Increased population in California translates to increased demands for fresh water. The farmers' signs also proclaimed that less irrigation water would result in higher food prices. This could exacerbate the rate of increase in hunger and poverty in America because California is the country's largest producer and exporter of nuts, fruits, and vegetables.

Continuing into Arizona, I visited the Casa Grande Ruins

Casa Grande Ruins

where I learned of another system of irrigation canals

Gila River Canals

along the Gila River built by the people of the Hohokam culture from about AD 500 to AD 1500. As the volunteer guide explained, the canals were a collective effort, built to benefit the people nearest the river as well as those farthest from the river. This system required cooperation among all the users.

This sense of collective responsibility seems to be missing from the perception of the farmers whose billboards proclaim that Congress is causing their dust bowls. A wider vision would reveal that water scarcity is a major environmental problem worldwide.
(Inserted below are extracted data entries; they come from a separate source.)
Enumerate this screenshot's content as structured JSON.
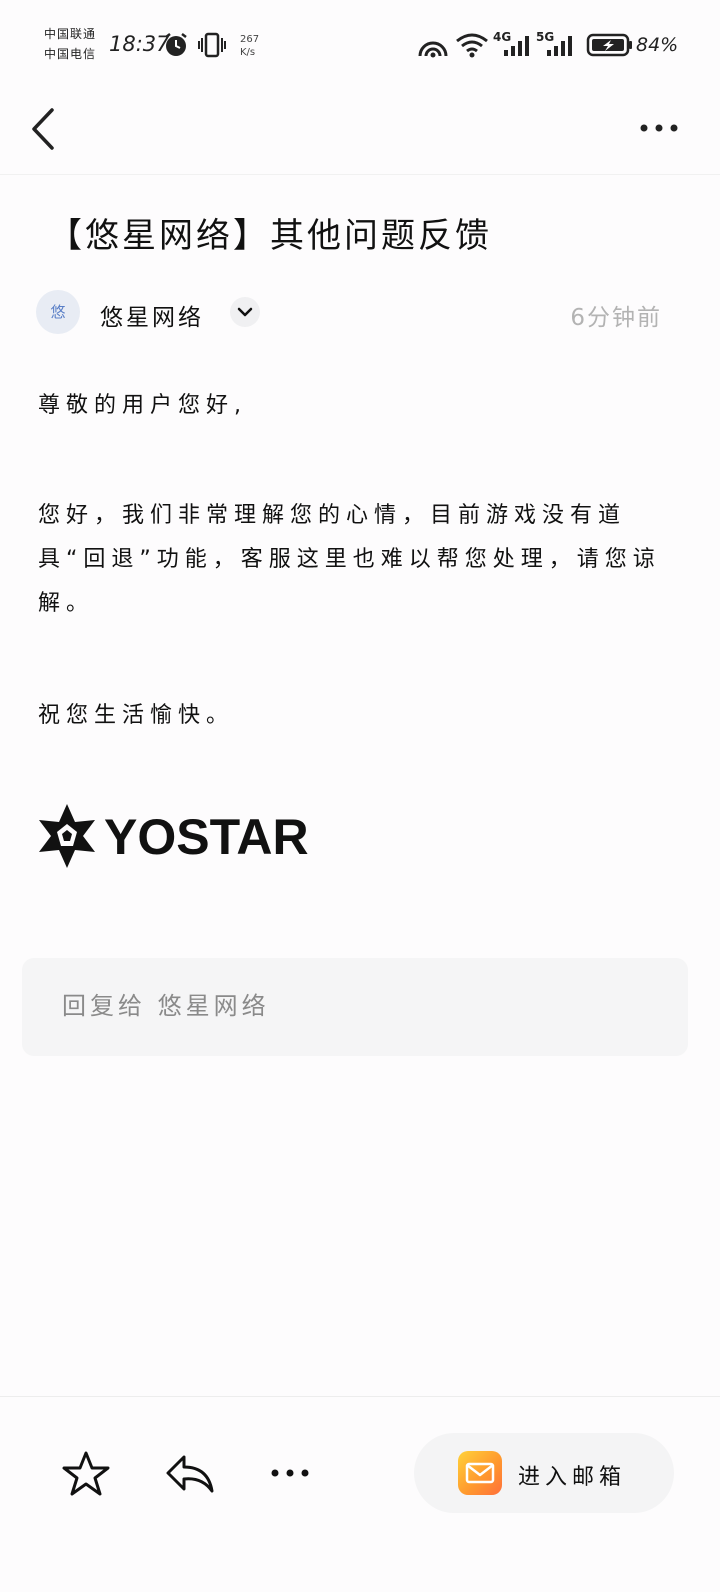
{
  "status_bar": {
    "carrier_1": "中国联通",
    "carrier_2": "中国电信",
    "time": "18:37",
    "speed_value": "267",
    "speed_unit": "K/s",
    "network_1": "4G",
    "network_2": "5G",
    "battery": "84%",
    "icons": [
      "alarm-icon",
      "vibrate-icon",
      "hotspot-icon",
      "wifi-icon",
      "signal-icon",
      "battery-charging-icon"
    ]
  },
  "nav": {
    "back_icon": "chevron-left-icon",
    "more_icon": "more-horizontal-icon"
  },
  "email": {
    "subject": "【悠星网络】其他问题反馈",
    "sender_avatar": "悠",
    "sender_name": "悠星网络",
    "time": "6分钟前",
    "greeting": "尊敬的用户您好,",
    "paragraph": "您好，我们非常理解您的心情，目前游戏没有道具“回退”功能，客服这里也难以帮您处理，请您谅解。",
    "closing": "祝您生活愉快。",
    "logo_text": "YOSTAR"
  },
  "reply": {
    "placeholder": "回复给 悠星网络"
  },
  "bottom_bar": {
    "star_icon": "star-icon",
    "reply_icon": "reply-icon",
    "more_icon": "more-horizontal-icon",
    "mailbox_label": "进入邮箱",
    "mailbox_icon": "mail-icon"
  },
  "colors": {
    "background": "#fdfcfd",
    "time_gray": "#b3b3b3",
    "reply_box": "#f5f5f6",
    "mail_icon_gradient": "#ff9a2e"
  }
}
Each year the United Nations Food and Agriculture Organization picks a theme for World Water Day, March 22. This year the theme is "Water and Food Security." Certainly water scarcity and food security are intricately linked: Worldwide 70% of fresh water that is withdrawn from rivers, streams, lakes, and groundwater is used for irrigation; in California 83% of withdrawn fresh water is used for irrigation, of which about one third is used for irrigated hayfields and pastures; irrigating land to feed livestock uses about 50% of the withdrawn fresh water in California. It takes 10 times more water to produce a pound of beef than it does to produce a pound of wheat.

Recently, the Harvard School of Public Health reported that eating a daily serving of red meat increased mortality risk by 13%. I don't believe that ranchers set out to squander water, a scarce resource, in order to produce red meat, which increases mortality risk. However, viewed in the harsh light of today's reality, that's what is happening.

Here is something to ponder: Will we, humans in the 21st century, be people of reason—making choices in the best interest of ourselves and our planet, or will we succumb to a consumerism driven by habit and media influence?